J. M. Gilman and W. C. Grant, for demurrer.

Bigelow, Flandrau & Squires, contra.

NELSON, J. It is necessary to the success of the complainant, upon the admitted facts, that the defendant should be divested of the legal title obtained by the purchase at the foreclosure sale. The defendant stands in no better position than the son of the complainant, and to sustain the bill the court must declare the deed to the son, absolute and unconditional on its face, a mere power granted by the mother, or that he held the land in trust for her. The complainant's solicitor insists the conveyance was a power to do Rome act in relation to real estate, and appears to disclaim that a valid trust was created, either express or resulting. The legal title confessedly passed by the quitclaim deed. There is no express trust declared in the deed; and the purpose for which it is claimed the deed was given is not one which could be the subject of an express trust by a conveyance from the mother to the son. There could be no resulting trust, for the payment of taxes, as alleged in the bill and admitted by the demurrer, is not satisfactory evidence to prove it; besides, the deed from complainant to her son refutes it. The statute of frauds and the rule of evidence will not permit a deed absolute on its face to be changed into one of trust by parol, unless there be fraud, accident, or mistake. There is nothing of the kind charged in the bill; indeed, the allegations are that the deed was executed voluntarily, and without accident or mistake or fraud on the part of her son in procuring it, and that it was given merely for the purpose of enabling her son to defend the title to the premises against a threatened suit attacking the same. Is it a mere power to act for her in the alleged threatened litigation? It may be conceded that when a trust is properly created, which is not authorized by the statute, it can be sometimes sustained as a power, but it must be a power recognized as valid by the law relative to powers, and the deed must contain a suitable clause granting the power.

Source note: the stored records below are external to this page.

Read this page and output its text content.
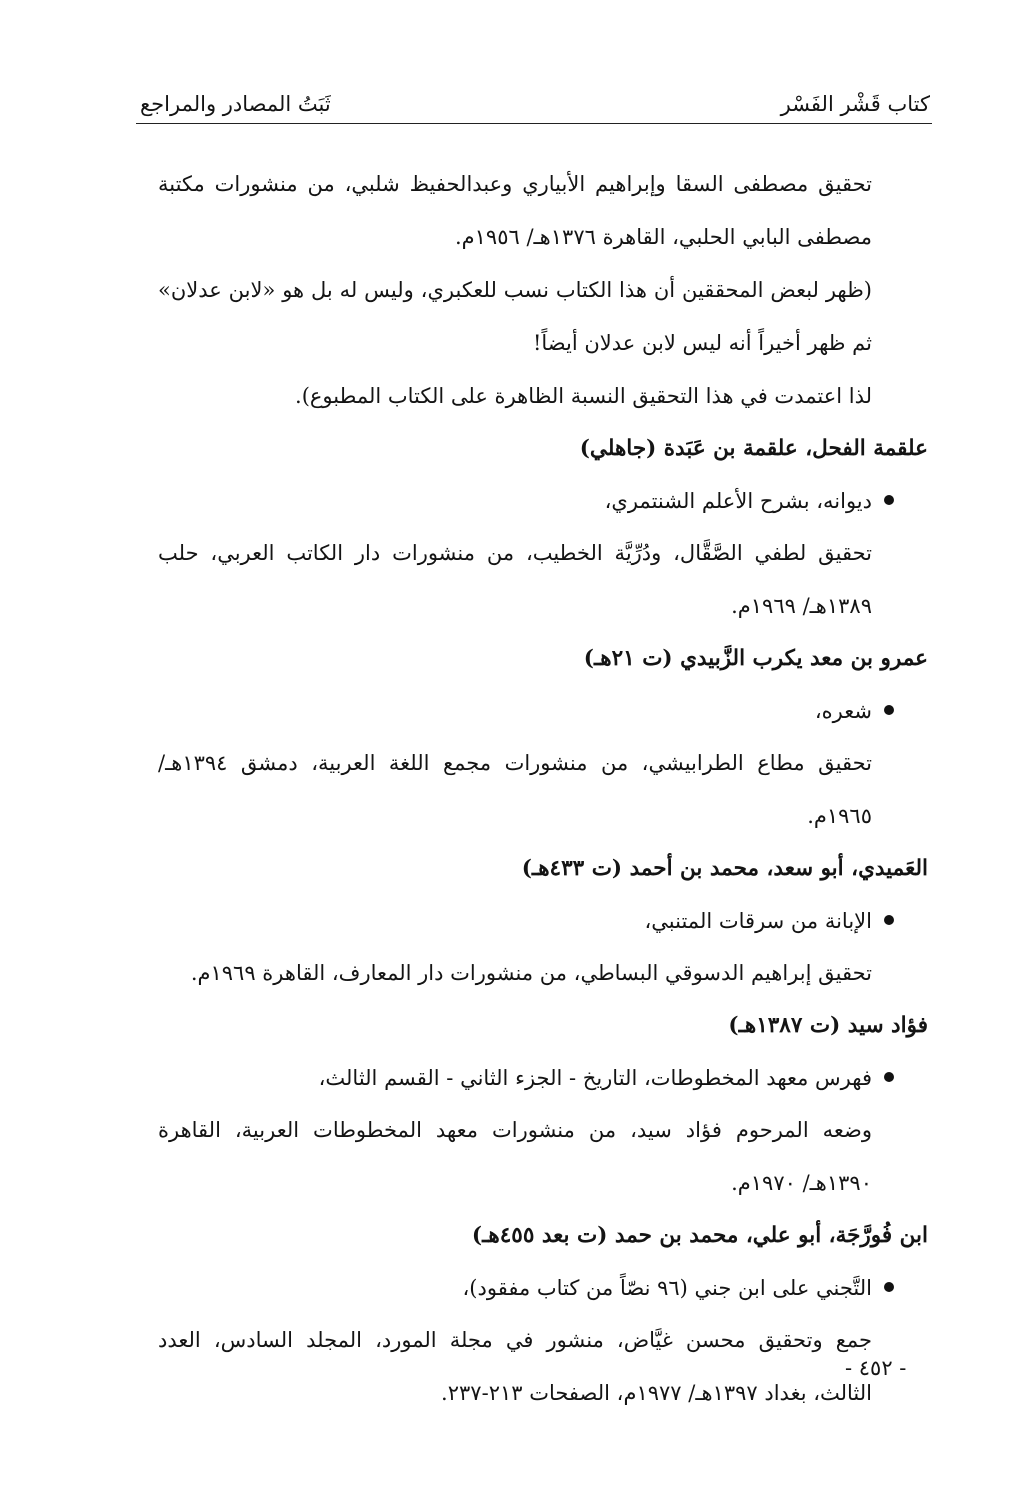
كتاب قَشْر الفَسْر
ثَبَتُ المصادر والمراجع

تحقيق مصطفى السقا وإبراهيم الأبياري وعبدالحفيظ شلبي، من منشورات مكتبة مصطفى البابي الحلبي، القاهرة ١٣٧٦هـ/ ١٩٥٦م.

(ظهر لبعض المحققين أن هذا الكتاب نسب للعكبري، وليس له بل هو «لابن عدلان» ثم ظهر أخيراً أنه ليس لابن عدلان أيضاً!

لذا اعتمدت في هذا التحقيق النسبة الظاهرة على الكتاب المطبوع).

علقمة الفحل، علقمة بن عَبَدة (جاهلي)

ديوانه، بشرح الأعلم الشنتمري،

تحقيق لطفي الصَّقَّال، ودُرِّيَّة الخطيب، من منشورات دار الكاتب العربي، حلب ١٣٨٩هـ/ ١٩٦٩م.

عمرو بن معد يكرب الزَّبيدي (ت ٢١هـ)

شعره،

تحقيق مطاع الطرابيشي، من منشورات مجمع اللغة العربية، دمشق ١٣٩٤هـ/ ١٩٦٥م.

العَميدي، أبو سعد، محمد بن أحمد (ت ٤٣٣هـ)

الإبانة من سرقات المتنبي،

تحقيق إبراهيم الدسوقي البساطي، من منشورات دار المعارف، القاهرة ١٩٦٩م.

فؤاد سيد (ت ١٣٨٧هـ)

فهرس معهد المخطوطات، التاريخ - الجزء الثاني - القسم الثالث،

وضعه المرحوم فؤاد سيد، من منشورات معهد المخطوطات العربية، القاهرة ١٣٩٠هـ/ ١٩٧٠م.

ابن فُورَّجَة، أبو علي، محمد بن حمد (ت بعد ٤٥٥هـ)

التَّجني على ابن جني (٩٦ نصّاً من كتاب مفقود)،

جمع وتحقيق محسن غيَّاض، منشور في مجلة المورد، المجلد السادس، العدد الثالث، بغداد ١٣٩٧هـ/ ١٩٧٧م، الصفحات ٢١٣-٢٣٧.

- ٤٥٢ -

There is nothing in the deed from the mother to her son expressing any design or intention to grant anything different from what was conveyed, and this bill cannot be sustained, in my Opinion, without overturning a rule of law and evidence established for the security of all property. Consult Noel v. Noel, 1 Iowa, 423; Ratlif v. Ellis, 2 Iowa, 59; 21 Pa. St. 263; 10 Allen, 15; Rev. St. Minn. “Uses and Trusts,” cc. 63, 64; defining powers.

It is not necessary to consider the other questions presented. Demurrer sustained, and decree ordered dismissing bill.